From the foregoing it should be noted that the testator burdens the factory of soap, with the land, equipment and furniture belonging thereto, with the payment of the legacies and directs that it be sold, to pay the legacies, at a price of not less than P116,500. This is the only pertinent provision on this matter. The testator does not say that if the property is not sold at that price, the legacies will be reduced accordingly. He merely directs that the legacies be paid from the proceeds of the sale, including all the expenses incident to the probate of the will, and that the balance be divided among the heirs. The mere fact that the testator has fixed the price at which the property will be sold, is not indicative of an intention to reduce the legacies if the property is sold at a lesser price. It is merely a statement of his desire to have the property sold at such price in the hope of obtaining greater profit for the benefit of the heirs. It cannot be presumed that the testator wanted to have that price serve as the basis for the payment of the legacies considering the fact that he must be presumed to know that material values are fluctuating in nature. This is a contingency which he is presumed to have in mind when he decided to make the legacies. If notwithstanding his knowledge of this contingency, that is, his knowledge that the price may go down, he did not impose any condition nor limitation on the amount of the legacies to be paid, it must be because of his desire that they be paid in full even if the property charged with their payment be sold at a lesser price. A different interpretation would be capricious and arbitrary. No other interpretation is warranted in the absence of a clear proof to the contrary. This interpretation is fair and is in line with the rule laid down in Art. 675 of the Civil Code. The decision of the Supreme Court of Spain of June 28, 1881, cited by appellants, 1 is of persuasive effect in this case, and supports the view we have here expressed. We are persuaded to conclude that the lower court erred in ordering the reduction of the legacies in the light of the facts obtaining in this case.

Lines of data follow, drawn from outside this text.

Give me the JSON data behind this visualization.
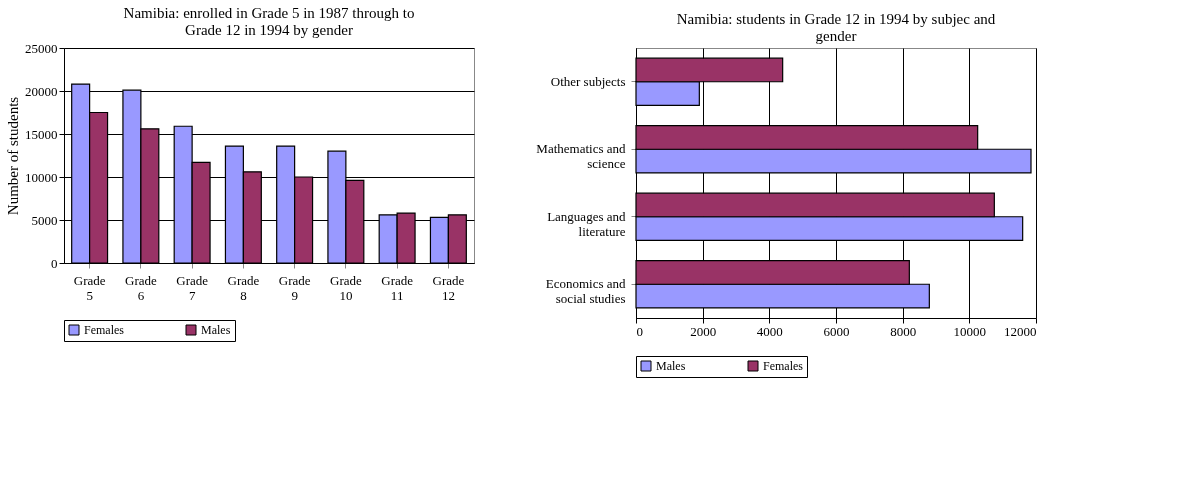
{
  "chart_data": [
    {
      "type": "bar",
      "title": "Namibia: enrolled in Grade 5 in 1987 through to Grade 12 in 1994 by gender",
      "ylabel": "Number of students",
      "categories": [
        "Grade 5",
        "Grade 6",
        "Grade 7",
        "Grade 8",
        "Grade 9",
        "Grade 10",
        "Grade 11",
        "Grade 12"
      ],
      "series": [
        {
          "name": "Females",
          "color": "#9999ff",
          "values": [
            20800,
            20100,
            15900,
            13600,
            13600,
            13000,
            5600,
            5300
          ]
        },
        {
          "name": "Males",
          "color": "#993366",
          "values": [
            17500,
            15600,
            11700,
            10600,
            10000,
            9600,
            5800,
            5600
          ]
        }
      ],
      "ylim": [
        0,
        25000
      ],
      "yticks": [
        0,
        5000,
        10000,
        15000,
        20000,
        25000
      ],
      "grid": "y",
      "legend": "bottom"
    },
    {
      "type": "bar",
      "orientation": "horizontal",
      "title": "Namibia: students in Grade 12 in 1994 by subjec and gender",
      "categories": [
        "Other subjects",
        "Mathematics and science",
        "Languages and literature",
        "Economics and social studies"
      ],
      "series": [
        {
          "name": "Males",
          "color": "#9999ff",
          "values": [
            1900,
            11850,
            11600,
            8800
          ]
        },
        {
          "name": "Females",
          "color": "#993366",
          "values": [
            4400,
            10250,
            10750,
            8200
          ]
        }
      ],
      "xlim": [
        0,
        12000
      ],
      "xticks": [
        0,
        2000,
        4000,
        6000,
        8000,
        10000,
        12000
      ],
      "grid": "x",
      "legend": "bottom"
    }
  ]
}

Wherefore, the order of the lower court dated September 10, 1948, as well as its order of November 19, 1948, insofar as it maintains said order are hereby set aside. The administrator is hereby ordered to pay the legacies as ordained in the will without any reduction. No pronouncement as to costs.

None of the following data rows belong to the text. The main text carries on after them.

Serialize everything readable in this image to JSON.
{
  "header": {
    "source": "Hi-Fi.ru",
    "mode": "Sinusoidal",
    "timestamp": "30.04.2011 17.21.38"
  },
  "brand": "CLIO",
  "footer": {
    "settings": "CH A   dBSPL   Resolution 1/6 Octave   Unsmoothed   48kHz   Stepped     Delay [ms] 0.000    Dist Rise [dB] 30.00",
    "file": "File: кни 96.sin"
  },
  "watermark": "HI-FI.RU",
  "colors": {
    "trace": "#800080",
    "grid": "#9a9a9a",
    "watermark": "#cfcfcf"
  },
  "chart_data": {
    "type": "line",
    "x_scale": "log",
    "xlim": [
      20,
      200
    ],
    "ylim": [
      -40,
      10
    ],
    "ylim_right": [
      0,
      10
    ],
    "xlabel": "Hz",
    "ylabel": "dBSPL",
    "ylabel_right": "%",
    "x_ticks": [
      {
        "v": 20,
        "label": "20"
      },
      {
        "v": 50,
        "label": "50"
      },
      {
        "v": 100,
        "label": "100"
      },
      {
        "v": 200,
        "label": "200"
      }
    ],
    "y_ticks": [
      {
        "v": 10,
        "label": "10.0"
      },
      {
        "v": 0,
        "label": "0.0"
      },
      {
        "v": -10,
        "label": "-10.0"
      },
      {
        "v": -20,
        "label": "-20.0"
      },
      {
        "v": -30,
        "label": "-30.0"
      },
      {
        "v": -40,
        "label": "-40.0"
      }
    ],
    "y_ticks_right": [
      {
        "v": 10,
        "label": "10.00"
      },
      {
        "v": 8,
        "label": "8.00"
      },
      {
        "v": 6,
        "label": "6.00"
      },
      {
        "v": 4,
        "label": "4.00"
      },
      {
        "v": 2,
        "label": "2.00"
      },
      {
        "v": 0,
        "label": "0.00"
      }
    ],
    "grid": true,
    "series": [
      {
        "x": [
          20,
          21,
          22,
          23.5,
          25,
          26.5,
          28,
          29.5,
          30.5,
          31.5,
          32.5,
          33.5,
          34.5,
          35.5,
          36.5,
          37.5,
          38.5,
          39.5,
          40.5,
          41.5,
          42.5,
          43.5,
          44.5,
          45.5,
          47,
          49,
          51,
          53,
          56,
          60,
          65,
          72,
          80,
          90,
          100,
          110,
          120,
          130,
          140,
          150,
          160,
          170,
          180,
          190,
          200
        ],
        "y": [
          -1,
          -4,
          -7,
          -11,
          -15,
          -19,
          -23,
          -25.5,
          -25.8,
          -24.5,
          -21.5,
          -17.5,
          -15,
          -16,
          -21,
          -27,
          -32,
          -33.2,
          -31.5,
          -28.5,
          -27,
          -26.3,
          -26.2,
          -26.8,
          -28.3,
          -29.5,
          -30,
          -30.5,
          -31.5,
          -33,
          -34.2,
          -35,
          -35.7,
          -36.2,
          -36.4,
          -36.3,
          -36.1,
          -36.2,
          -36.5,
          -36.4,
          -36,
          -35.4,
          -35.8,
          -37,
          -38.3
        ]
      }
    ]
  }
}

Moran, C.J., Paras, Feria, Pablo, Bengzon, Padilla, Tuason, Montemayor, Reyes and Jugo, JJ., concur.

Footnote

1. Una sirvienta a quien su amo legara en testamento 4,000 pesos de las 40,000 que tenia en el Banco de Zaragoza, entablo contra los heredos demanda en reclamacion del legado, que impugnaron aquellos bajo el concepto de que el testador no tenia en dicho establecimiento de credito cantidad alguna. Estimada en todas sus partes la pretension de la actora, la parte demandada interpuso recurso de casacion, por haberse infringido la ley 18, tit. IX, partida 6.a, pero el Tribunal Supremo declara no haber lugar al el:

"Considerando . . . que D. Leon Puertolas . . no hizo un señalamiento limitativo, sino una asignacion simplemente demostrativa de los fondos a que podia afectarse el pago del legado generico remuneratorio con causa cierta y no discutida . . (Sentencia 28 junio 1881. — Gacs. de la Sala 1.a., t. II. pag. 150.) — 21 Enciclopedia Juridica Española, 188." (pp. 10-11, Appellant’s briefs.)